Hi Benedikt Jónasson!
You’ve been playing dynamic, uncompromising chess that is great fun to watch. 2300-plus blitz is no joke, and the quality of many of your wins shows genuine feel for piece activity and initiative.
What you’re already doing well
- Active opening choices. With Black you trust the Modern/King’s Indian structures, while with White you steer toward English/Réti set-ups. You consistently castle early, emphasise development and keep the game flexible.
- Piece coordination. In wins such as the one against purple1szed you doubled rooks on open files and used minor pieces harmoniously to dominate the centre.
- Clock handling. Even in tactical melees you seldom drop far behind on time, a vital skill in 3-minute games.
- Practical decision-making. When the position is unclear you are willing to enter complications instead of drifting, forcing the opponent to solve problems over the board.
Recurring pain-points
- H-pawn over-extensions. Early pushes (h4–h5) in several losses let opponents break with …g6-g5 or …f5, opening lines toward your own king before you were fully developed.
- Loose central pawns. Positions like the loss to kyu13 show d4/e4 pawns becoming fixed targets when you push d5 too early without adequate support.
- Conversion in better endgames. There are games you won on time while still clearly better over the board. Sharpening endgame technique would convert those advantages faster and leave more clock for future rounds.
- Dark-square weaknesses in the Ruy Lopez.
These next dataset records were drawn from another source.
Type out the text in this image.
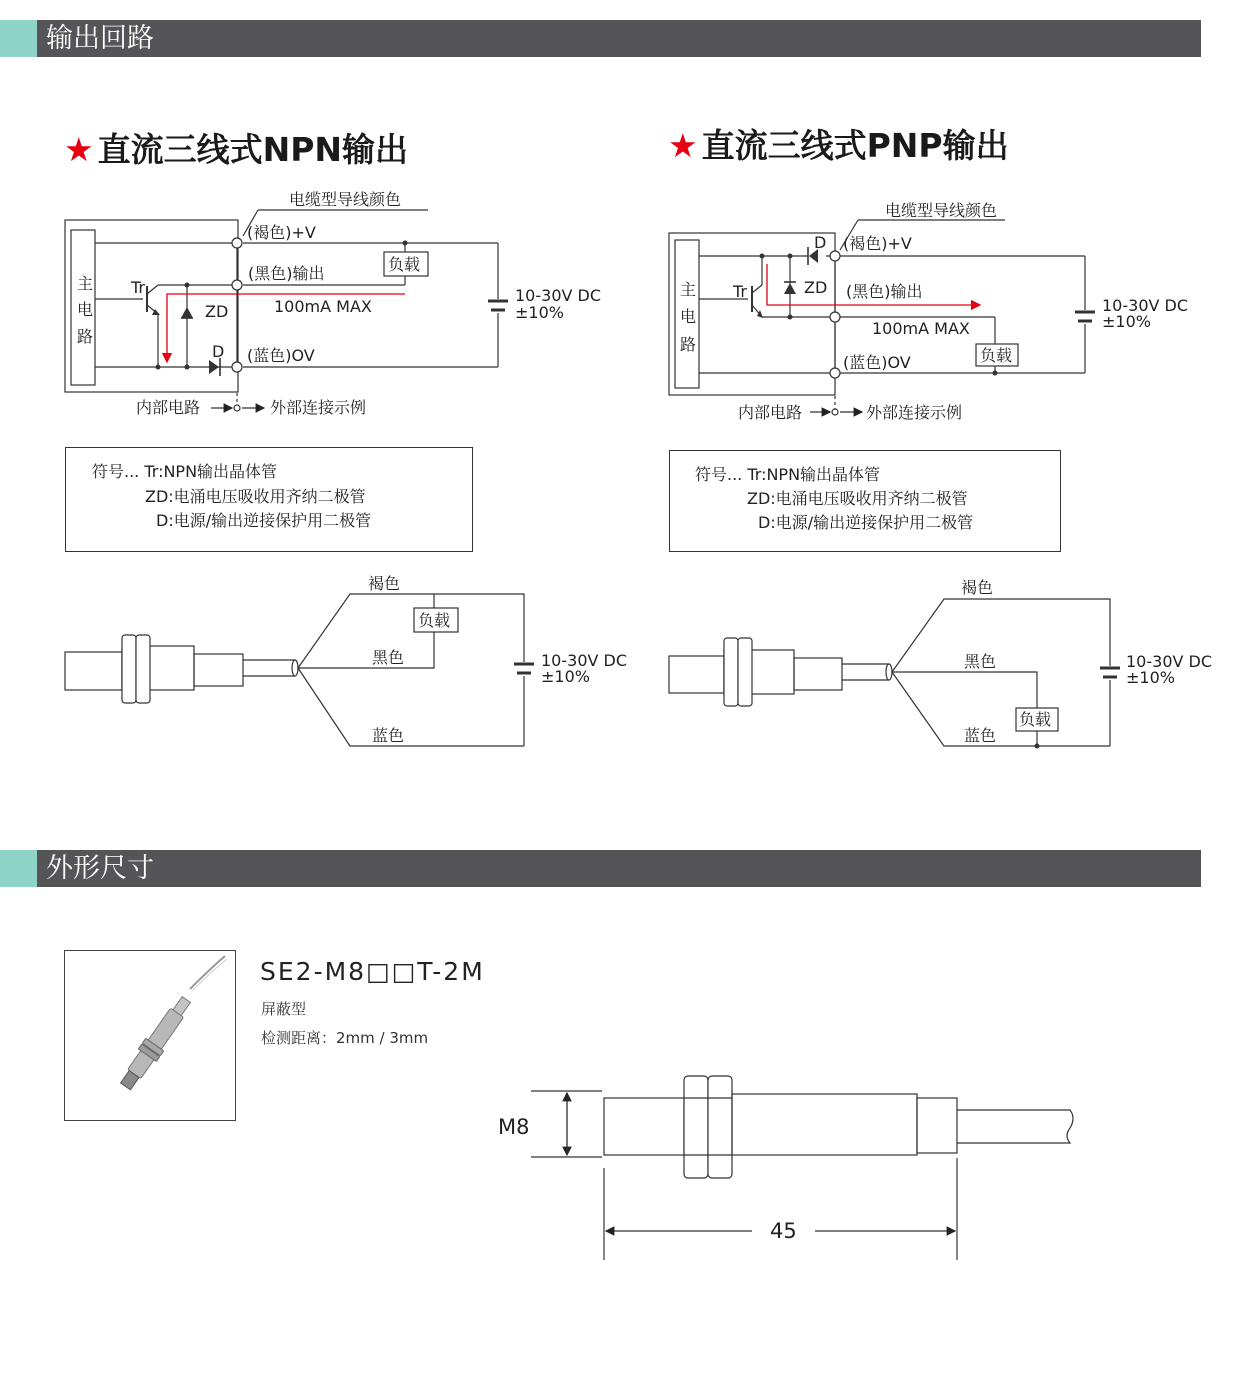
输出回路
★ 直流三线式NPN输出	★ 直流三线式PNP输出
符号... Tr:NPN输出晶体管
ZD:电涌电压吸收用齐纳二极管
D:电源/输出逆接保护用二极管
符号... Tr:NPN输出晶体管
ZD:电涌电压吸收用齐纳二极管
D:电源/输出逆接保护用二极管
电缆型导线颜色
(褐色)+V
(黑色)输出
(蓝色)OV
主
电
路
Tr
ZD
D
100mA MAX
负载
10-30V DC
±10%
内部电路	外部连接示例
电缆型导线颜色
(褐色)+V
(黑色)输出
(蓝色)OV
主
电
路
Tr	ZD
D
100mA MAX
负载
10-30V DC
±10%
内部电路	外部连接示例
褐色
黑色
蓝色
负载
10-30V DC
±10%
褐色
黑色
蓝色
负载
10-30V DC
±10%
M8
45
外形尺寸
SE2-M8□□T-2M
屏蔽型
检测距离：2mm / 3mm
In the defeat against secret-account_ao …Qh3, …Rf5, etc. exploited holes created after c3/d4 and an early g-pawn advance.
Targeted training plan
- Opening refinement
- Add one solid e4 reply (e.g. 1…e5 or the Sicilian Classical) alongside the Modern to avoid predictable pawn storms.
- Versus the Ruy Lopez as White, revise sidelines that keep the centre closed and postpone pawn storms until pieces are placed.
- Middle-game drills
- Daily 10-minute tactics focused on forks on undefended pieces and queen-rook batteries, the motifs that both win and lose your games.
- Annotate two of your own recent games per week, writing down why each move was played. Pay extra attention to pawn-structure decisions.
- Endgame conversion
- Run tablebase workouts starting from +1.5 to +3.0 positions. Aim to finish within 15 plies—this will teach “technical” moves such as opposition, triangulation and Zugzwang.
- Study at least one queen-and-rook ending each week; many blitz games simplify into that material balance.
- Clock discipline
- Adopt a “30-second safe-zone”: never let your time dip below 30 seconds unless you are already winning by force.
- When under 1 minute, simplify rather than calculate long forcing lines.
Quick stats
Your peak blitz rating: 2440 (2022-03-28). Well done! Use that milestone as your next benchmark; reaching +50 over peak within six months is realistic with consistent training.
When do you win most?
Consult the visuals below—schedule your serious sessions at the times/days that correlate with your highest performance.
Game snapshots to review
- Model win vs. purple1szed (A16 English): you manoeuvred the knight to d5, exchanged the right minor piece, and converted the extra pawn flawlessly. Save this as a personal “gold standard.”
- Instructive loss vs. kyu13 (B06 Modern): compare move 9 h5?! with centralising alternatives. Note how every tempo spent on the flank allowed Black’s …Nd4 and …exd4 shots.
Next steps
1. Finish annotating the last five games (both wins and losses).
2. Incorporate the opening tweaks above before your next 20 blitz games.
3. Re-check progress in one month; if your average accuracy climbs by even 2-3 %, the plan is working.
Keep the energy high and the pieces active, Benedikt. Good luck at the board!